$$\frac{1}{1\cdot2\cdot3} + \frac{3}{2\cdot3\cdot4} + \frac{5}{3\cdot4\cdot5} + \frac{7}{4\cdot5\cdot6 } + ... $$
$$=\sum \limits_{k=1}^{n} \frac{2k-1}{k\cdot(k+1)\cdot(k+2)}$$ $$= \sum \limits_{k=1}^{n} - \frac{1}{2}\cdot k + \sum \limits_{k=1}^{n} \frac{3}{k+1} - \sum \limits_{k=1}^{n}\frac{5}{2\cdot(k+2)} $$
I do not know how to get a telescoping series from here to cancel terms.
On
Let the fractions be $\frac{a}{k}$, $\frac{b}{k+1}$, and $\frac{c}{k+2}$.
$\frac{a}{k}+\frac{b}{k+1}+\frac{c}{k+2}=\frac{a(k+1)(k+2)+bk(k+2)+ck(k+1)}{k(k+1)(k+2)}=\frac{2k-1}{k(k+1)(k+2)}$
We want the following
$a+b+c=0$
$3a+2b+c=2$
$2a=-1$
Solve, $a=-\frac{1}{2}$, $b=3$, and $c=-\frac{5}{2}$.
The rest is standard.
On
When terms are in A.P in denominator, we use difference of last and first terms in product to distribute the terms of denominator over numerator, to change into telescoping series.
On
You are almost there. You can merge the parts of the series for which the denominator is similar and you will see they cancel each other. Then you are left with the terms for which the denominator is either smaller than $3$ or greater than $n$.
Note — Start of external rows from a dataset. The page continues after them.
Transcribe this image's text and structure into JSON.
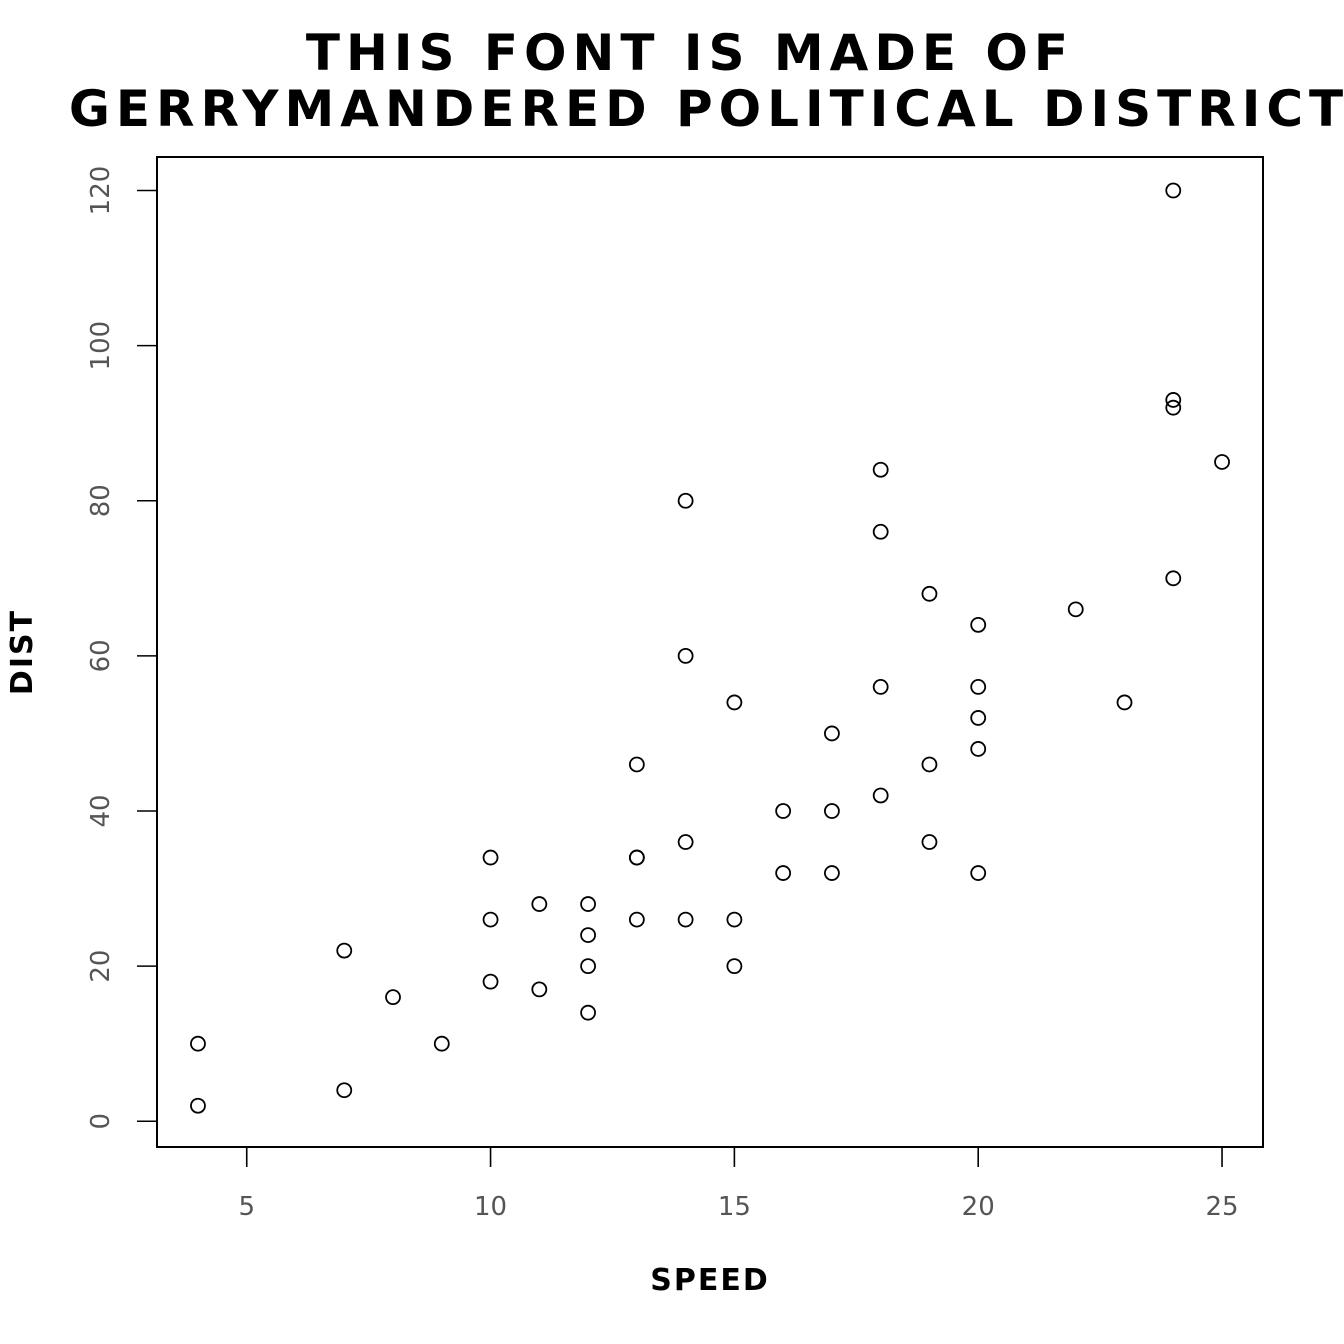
{
  "chart_data": {
    "type": "scatter",
    "title": [
      "THIS FONT IS MADE OF",
      "GERRYMANDERED POLITICAL DISTRICTS"
    ],
    "xlabel": "SPEED",
    "ylabel": "DIST",
    "xlim": [
      3.16,
      25.84
    ],
    "ylim": [
      -3.32,
      124.32
    ],
    "xticks": [
      5,
      10,
      15,
      20,
      25
    ],
    "yticks": [
      0,
      20,
      40,
      60,
      80,
      100,
      120
    ],
    "grid": false,
    "points": [
      {
        "x": 4,
        "y": 2
      },
      {
        "x": 4,
        "y": 10
      },
      {
        "x": 7,
        "y": 4
      },
      {
        "x": 7,
        "y": 22
      },
      {
        "x": 8,
        "y": 16
      },
      {
        "x": 9,
        "y": 10
      },
      {
        "x": 10,
        "y": 18
      },
      {
        "x": 10,
        "y": 26
      },
      {
        "x": 10,
        "y": 34
      },
      {
        "x": 11,
        "y": 17
      },
      {
        "x": 11,
        "y": 28
      },
      {
        "x": 12,
        "y": 14
      },
      {
        "x": 12,
        "y": 20
      },
      {
        "x": 12,
        "y": 24
      },
      {
        "x": 12,
        "y": 28
      },
      {
        "x": 13,
        "y": 26
      },
      {
        "x": 13,
        "y": 34
      },
      {
        "x": 13,
        "y": 34
      },
      {
        "x": 13,
        "y": 46
      },
      {
        "x": 14,
        "y": 26
      },
      {
        "x": 14,
        "y": 36
      },
      {
        "x": 14,
        "y": 60
      },
      {
        "x": 14,
        "y": 80
      },
      {
        "x": 15,
        "y": 20
      },
      {
        "x": 15,
        "y": 26
      },
      {
        "x": 15,
        "y": 54
      },
      {
        "x": 16,
        "y": 32
      },
      {
        "x": 16,
        "y": 40
      },
      {
        "x": 17,
        "y": 32
      },
      {
        "x": 17,
        "y": 40
      },
      {
        "x": 17,
        "y": 50
      },
      {
        "x": 18,
        "y": 42
      },
      {
        "x": 18,
        "y": 56
      },
      {
        "x": 18,
        "y": 76
      },
      {
        "x": 18,
        "y": 84
      },
      {
        "x": 19,
        "y": 36
      },
      {
        "x": 19,
        "y": 46
      },
      {
        "x": 19,
        "y": 68
      },
      {
        "x": 20,
        "y": 32
      },
      {
        "x": 20,
        "y": 48
      },
      {
        "x": 20,
        "y": 52
      },
      {
        "x": 20,
        "y": 56
      },
      {
        "x": 20,
        "y": 64
      },
      {
        "x": 22,
        "y": 66
      },
      {
        "x": 23,
        "y": 54
      },
      {
        "x": 24,
        "y": 70
      },
      {
        "x": 24,
        "y": 92
      },
      {
        "x": 24,
        "y": 93
      },
      {
        "x": 24,
        "y": 120
      },
      {
        "x": 25,
        "y": 85
      }
    ]
  }
}
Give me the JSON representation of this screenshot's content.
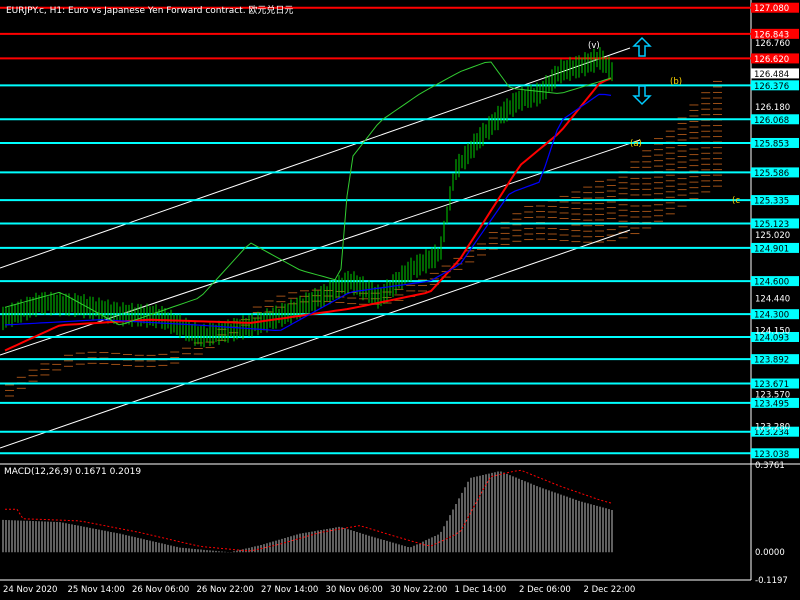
{
  "chart_header": {
    "title": "EURJPY.c, H1: Euro vs Japanese Yen Forward contract. 欧元兑日元",
    "macd_label": "MACD(12,26,9) 0.1671 0.2019"
  },
  "colors": {
    "background": "#000000",
    "price_bars": "#00cc00",
    "ma_fast": "#ff0000",
    "ma_slow": "#0000ff",
    "green_line": "#32cd32",
    "channel": "#ffffff",
    "level_cyan": "#00ffff",
    "level_red": "#ff0000",
    "cloud": "#d2691e",
    "wave_label": "#ffd700",
    "macd_hist": "#c0c0c0",
    "macd_signal": "#ff0000"
  },
  "chart_data": {
    "type": "line",
    "title": "",
    "xlabel": "",
    "ylabel": "",
    "ylim": [
      122.95,
      127.15
    ],
    "x_tick_labels": [
      "24 Nov 2020",
      "25 Nov 14:00",
      "26 Nov 06:00",
      "26 Nov 22:00",
      "27 Nov 14:00",
      "30 Nov 06:00",
      "30 Nov 22:00",
      "1 Dec 14:00",
      "2 Dec 06:00",
      "2 Dec 22:00"
    ],
    "y_axis_ticks": [
      "126.760",
      "126.180",
      "125.020",
      "124.440",
      "124.150",
      "123.570",
      "123.280"
    ],
    "price_now": "126.484",
    "levels": [
      {
        "value": 127.08,
        "label": "127.080",
        "color": "red"
      },
      {
        "value": 126.843,
        "label": "126.843",
        "color": "red"
      },
      {
        "value": 126.62,
        "label": "126.620",
        "color": "red"
      },
      {
        "value": 126.376,
        "label": "126.376",
        "color": "cyan"
      },
      {
        "value": 126.068,
        "label": "126.068",
        "color": "cyan"
      },
      {
        "value": 125.853,
        "label": "125.853",
        "color": "cyan"
      },
      {
        "value": 125.586,
        "label": "125.586",
        "color": "cyan"
      },
      {
        "value": 125.335,
        "label": "125.335",
        "color": "cyan"
      },
      {
        "value": 125.123,
        "label": "125.123",
        "color": "cyan"
      },
      {
        "value": 124.901,
        "label": "124.901",
        "color": "cyan"
      },
      {
        "value": 124.6,
        "label": "124.600",
        "color": "cyan"
      },
      {
        "value": 124.3,
        "label": "124.300",
        "color": "cyan"
      },
      {
        "value": 124.093,
        "label": "124.093",
        "color": "cyan"
      },
      {
        "value": 123.892,
        "label": "123.892",
        "color": "cyan"
      },
      {
        "value": 123.671,
        "label": "123.671",
        "color": "cyan"
      },
      {
        "value": 123.495,
        "label": "123.495",
        "color": "cyan"
      },
      {
        "value": 123.234,
        "label": "123.234",
        "color": "cyan"
      },
      {
        "value": 123.038,
        "label": "123.038",
        "color": "cyan"
      }
    ],
    "wave_labels": [
      "(v)",
      "(b)",
      "(a)",
      "(c"
    ],
    "macd_axis_ticks": [
      "0.3761",
      "0.0000",
      "-0.1197"
    ],
    "macd_ylim": [
      -0.1197,
      0.3761
    ]
  }
}
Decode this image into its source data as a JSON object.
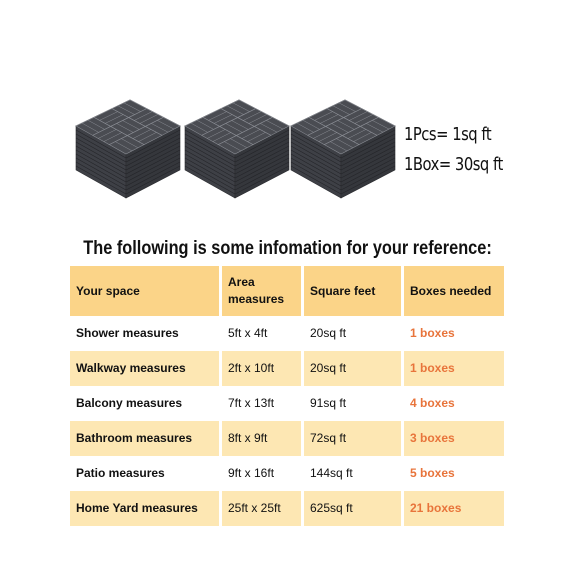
{
  "product": {
    "image_name": "deck-tile-stacks",
    "spec_piece": "1Pcs= 1sq ft",
    "spec_box": "1Box= 30sq ft"
  },
  "heading": "The following is some infomation for your reference:",
  "table": {
    "headers": {
      "space": "Your space",
      "area_line1": "Area",
      "area_line2": "measures",
      "square_feet": "Square feet",
      "boxes": "Boxes needed"
    },
    "rows": [
      {
        "space": "Shower measures",
        "area": "5ft x 4ft",
        "sqft": "20sq ft",
        "boxes": "1 boxes"
      },
      {
        "space": "Walkway measures",
        "area": "2ft x 10ft",
        "sqft": "20sq ft",
        "boxes": "1 boxes"
      },
      {
        "space": "Balcony measures",
        "area": "7ft x 13ft",
        "sqft": "91sq ft",
        "boxes": "4 boxes"
      },
      {
        "space": "Bathroom measures",
        "area": "8ft x 9ft",
        "sqft": "72sq ft",
        "boxes": "3 boxes"
      },
      {
        "space": "Patio measures",
        "area": "9ft x 16ft",
        "sqft": "144sq ft",
        "boxes": "5 boxes"
      },
      {
        "space": "Home Yard measures",
        "area": "25ft x 25ft",
        "sqft": "625sq ft",
        "boxes": "21 boxes"
      }
    ]
  },
  "colors": {
    "header_bg": "#fbd488",
    "shaded_row_bg": "#fde7b3",
    "boxes_text": "#e8743b",
    "tile_dark": "#4a4c52",
    "tile_top": "#6b6e75"
  }
}
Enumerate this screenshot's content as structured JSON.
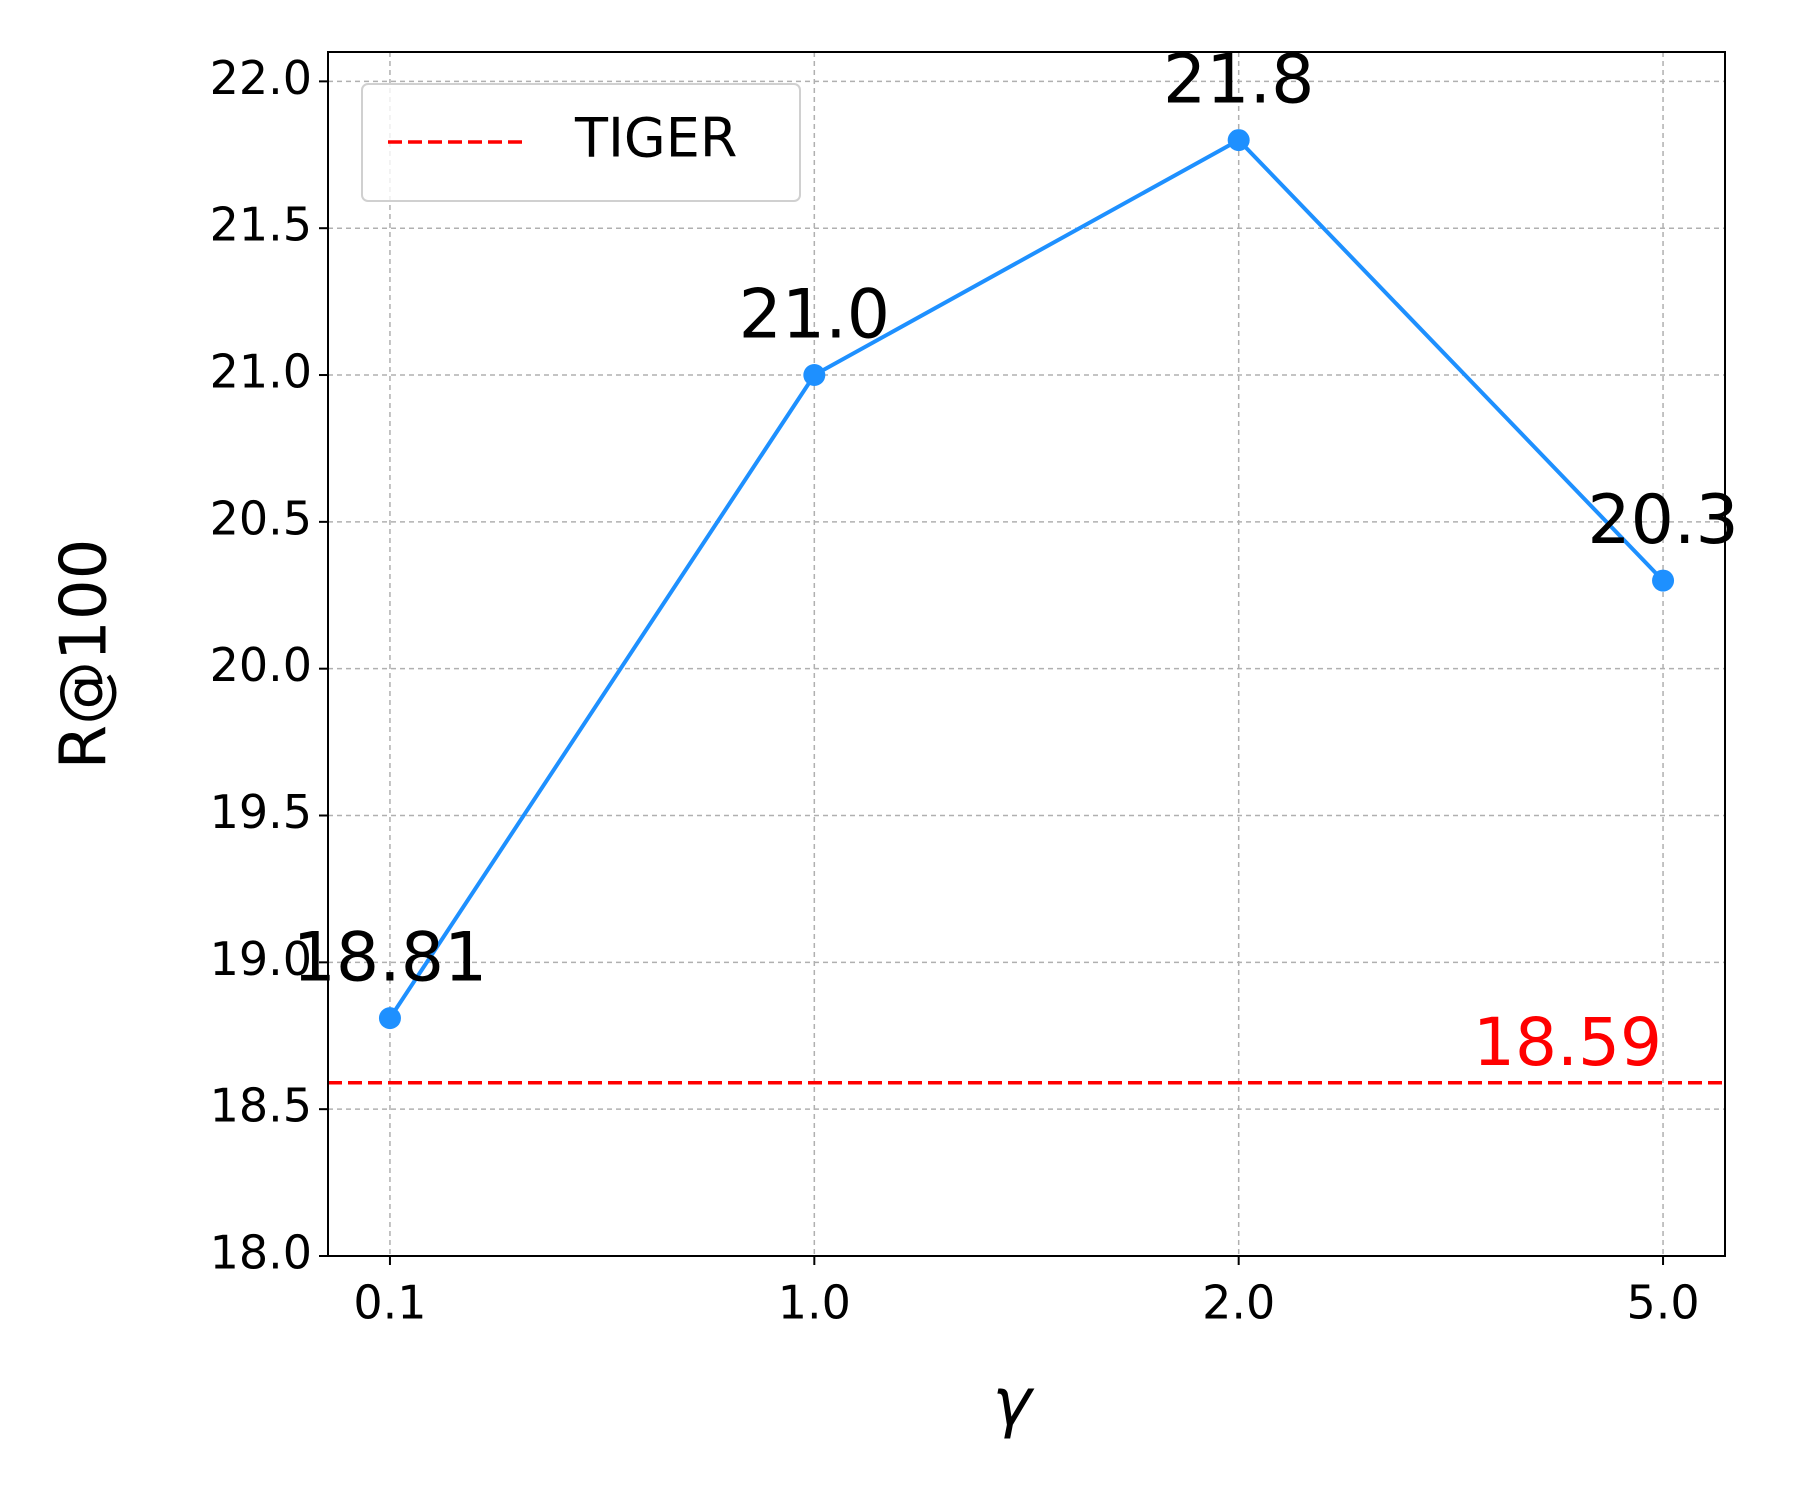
{
  "chart_data": {
    "type": "line",
    "x_label": "γ",
    "y_label": "R@100",
    "categories": [
      "0.1",
      "1.0",
      "2.0",
      "5.0"
    ],
    "series": [
      {
        "values": [
          18.81,
          21.0,
          21.8,
          20.3
        ],
        "value_labels": [
          "18.81",
          "21.0",
          "21.8",
          "20.3"
        ],
        "color": "#1e90ff"
      }
    ],
    "reference": {
      "name": "TIGER",
      "value": 18.59,
      "color": "#ff0000"
    },
    "ylim": [
      18.0,
      22.1
    ],
    "yticks": [
      {
        "value": 18.0,
        "label": "18.0"
      },
      {
        "value": 18.5,
        "label": "18.5"
      },
      {
        "value": 19.0,
        "label": "19.0"
      },
      {
        "value": 19.5,
        "label": "19.5"
      },
      {
        "value": 20.0,
        "label": "20.0"
      },
      {
        "value": 20.5,
        "label": "20.5"
      },
      {
        "value": 21.0,
        "label": "21.0"
      },
      {
        "value": 21.5,
        "label": "21.5"
      },
      {
        "value": 22.0,
        "label": "22.0"
      }
    ],
    "grid": true,
    "legend": "upper left"
  }
}
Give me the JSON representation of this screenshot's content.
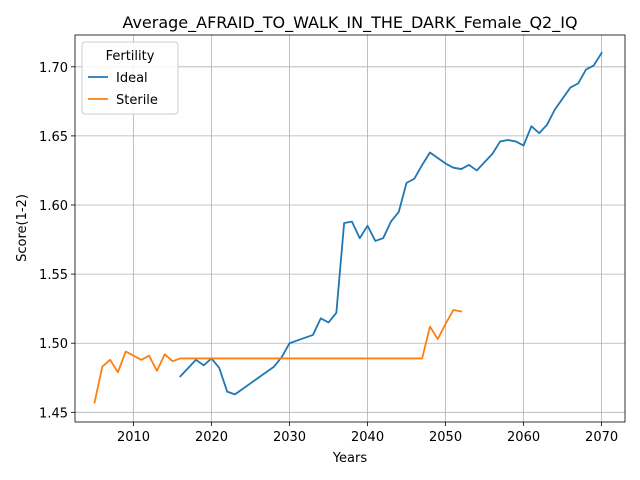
{
  "chart_data": {
    "type": "line",
    "title": "Average_AFRAID_TO_WALK_IN_THE_DARK_Female_Q2_IQ",
    "xlabel": "Years",
    "ylabel": "Score(1-2)",
    "xlim": [
      2002.5,
      2073
    ],
    "ylim": [
      1.443,
      1.723
    ],
    "xticks": [
      2010,
      2020,
      2030,
      2040,
      2050,
      2060,
      2070
    ],
    "yticks": [
      1.45,
      1.5,
      1.55,
      1.6,
      1.65,
      1.7
    ],
    "ytick_labels": [
      "1.45",
      "1.50",
      "1.55",
      "1.60",
      "1.65",
      "1.70"
    ],
    "grid": true,
    "legend": {
      "title": "Fertility",
      "position": "top-left"
    },
    "series": [
      {
        "name": "Ideal",
        "color": "#1f77b4",
        "x": [
          2016,
          2017,
          2018,
          2019,
          2020,
          2021,
          2022,
          2023,
          2024,
          2025,
          2026,
          2027,
          2028,
          2029,
          2030,
          2031,
          2032,
          2033,
          2034,
          2035,
          2036,
          2037,
          2038,
          2039,
          2040,
          2041,
          2042,
          2043,
          2044,
          2045,
          2046,
          2047,
          2048,
          2049,
          2050,
          2051,
          2052,
          2053,
          2054,
          2055,
          2056,
          2057,
          2058,
          2059,
          2060,
          2061,
          2062,
          2063,
          2064,
          2065,
          2066,
          2067,
          2068,
          2069,
          2070
        ],
        "y": [
          1.476,
          1.482,
          1.488,
          1.484,
          1.489,
          1.482,
          1.465,
          1.463,
          1.467,
          1.471,
          1.475,
          1.479,
          1.483,
          1.49,
          1.5,
          1.502,
          1.504,
          1.506,
          1.518,
          1.515,
          1.522,
          1.587,
          1.588,
          1.576,
          1.585,
          1.574,
          1.576,
          1.588,
          1.595,
          1.616,
          1.619,
          1.629,
          1.638,
          1.634,
          1.63,
          1.627,
          1.626,
          1.629,
          1.625,
          1.631,
          1.637,
          1.646,
          1.647,
          1.646,
          1.643,
          1.657,
          1.652,
          1.658,
          1.669,
          1.677,
          1.685,
          1.688,
          1.698,
          1.701,
          1.71
        ]
      },
      {
        "name": "Sterile",
        "color": "#ff7f0e",
        "x": [
          2005,
          2006,
          2007,
          2008,
          2009,
          2010,
          2011,
          2012,
          2013,
          2014,
          2015,
          2016,
          2017,
          2018,
          2019,
          2020,
          2021,
          2022,
          2023,
          2024,
          2025,
          2026,
          2027,
          2028,
          2029,
          2030,
          2031,
          2032,
          2033,
          2034,
          2035,
          2036,
          2037,
          2038,
          2039,
          2040,
          2041,
          2042,
          2043,
          2044,
          2045,
          2046,
          2047,
          2048,
          2049,
          2050,
          2051,
          2052
        ],
        "y": [
          1.457,
          1.483,
          1.488,
          1.479,
          1.494,
          1.491,
          1.488,
          1.491,
          1.48,
          1.492,
          1.487,
          1.489,
          1.489,
          1.489,
          1.489,
          1.489,
          1.489,
          1.489,
          1.489,
          1.489,
          1.489,
          1.489,
          1.489,
          1.489,
          1.489,
          1.489,
          1.489,
          1.489,
          1.489,
          1.489,
          1.489,
          1.489,
          1.489,
          1.489,
          1.489,
          1.489,
          1.489,
          1.489,
          1.489,
          1.489,
          1.489,
          1.489,
          1.489,
          1.512,
          1.503,
          1.514,
          1.524,
          1.523
        ]
      }
    ]
  }
}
$$ \begin{aligned} & \sum_{k=1}^n\frac{-1}{2k} + \sum_{k=1}^n\frac{3}{k+1} - \sum_{k=1}^n\frac{5}{2}\frac{1}{k+2} \\ & = \left[-\frac{1}{2} - \frac{1}{4} + \frac{1}{2}\sum_{k=3}^n\frac{-1}{k}\right] + \left[\frac{3}{2} + \frac{1}{2}\sum_{k=2}^n\frac{6}{k+1}\right] - \left[\frac{1}{2}\sum_{k=1}^n\frac{5}{k+2}\right] \\ & = \frac{3}{4} + \left[\frac{1}{2}\sum_{k=3}^n\frac{-1}{k}\right] + \left[\frac{1}{2}\sum_{k=3}^{n+1}\frac{6}{k}\right] - \left[\frac{1}{2}\sum_{k=3}^{n+2}\frac{5}{k}\right] \\ & = \frac{3}{4} + \left[\frac{1}{2}\sum_{k=3}^n\frac{-1}{k}\right] + \left[\frac{1}{2}\sum_{k=3}^{n}\frac{6}{k} + \frac{6}{2}\frac{1}{n+1}\right] - \left[\frac{1}{2}\sum_{k=3}^{n}\frac{5}{k} + \frac{5}{2}\frac{1}{n+1} + \frac{5}{2}\frac{1}{n+2}\right] \\ & = \frac{3}{4} + \frac{1}{2}\sum_{k=3}^{n}\left[\frac{-1 + 6 - 5}{k}\right] + \frac{6}{2}\frac{1}{n+1} - \frac{5}{2}\frac{1}{n+1} - \frac{5}{2}\frac{1}{n+2} \\ & = \frac{3}{4} + \frac{1}{2(n+1)} - \frac{5}{2(n+2)} \end{aligned} $$
HINT:
Note that we have
$$\begin{align} \frac{2k-1}{k(k+1)(k+2)}&=\color{blue}{\frac{3}{k+1}}-\frac{5/2}{k+2}-\frac{1/2}{k}\\\\ &=\color{blue}{\frac12}\left(\color{blue}{\frac{1}{k+1}}-\frac1k\right)+\color{blue}{\frac52}\left(\color{blue}{\frac{1}{k+1}}-\frac{1}{k+2}\right) \end{align}$$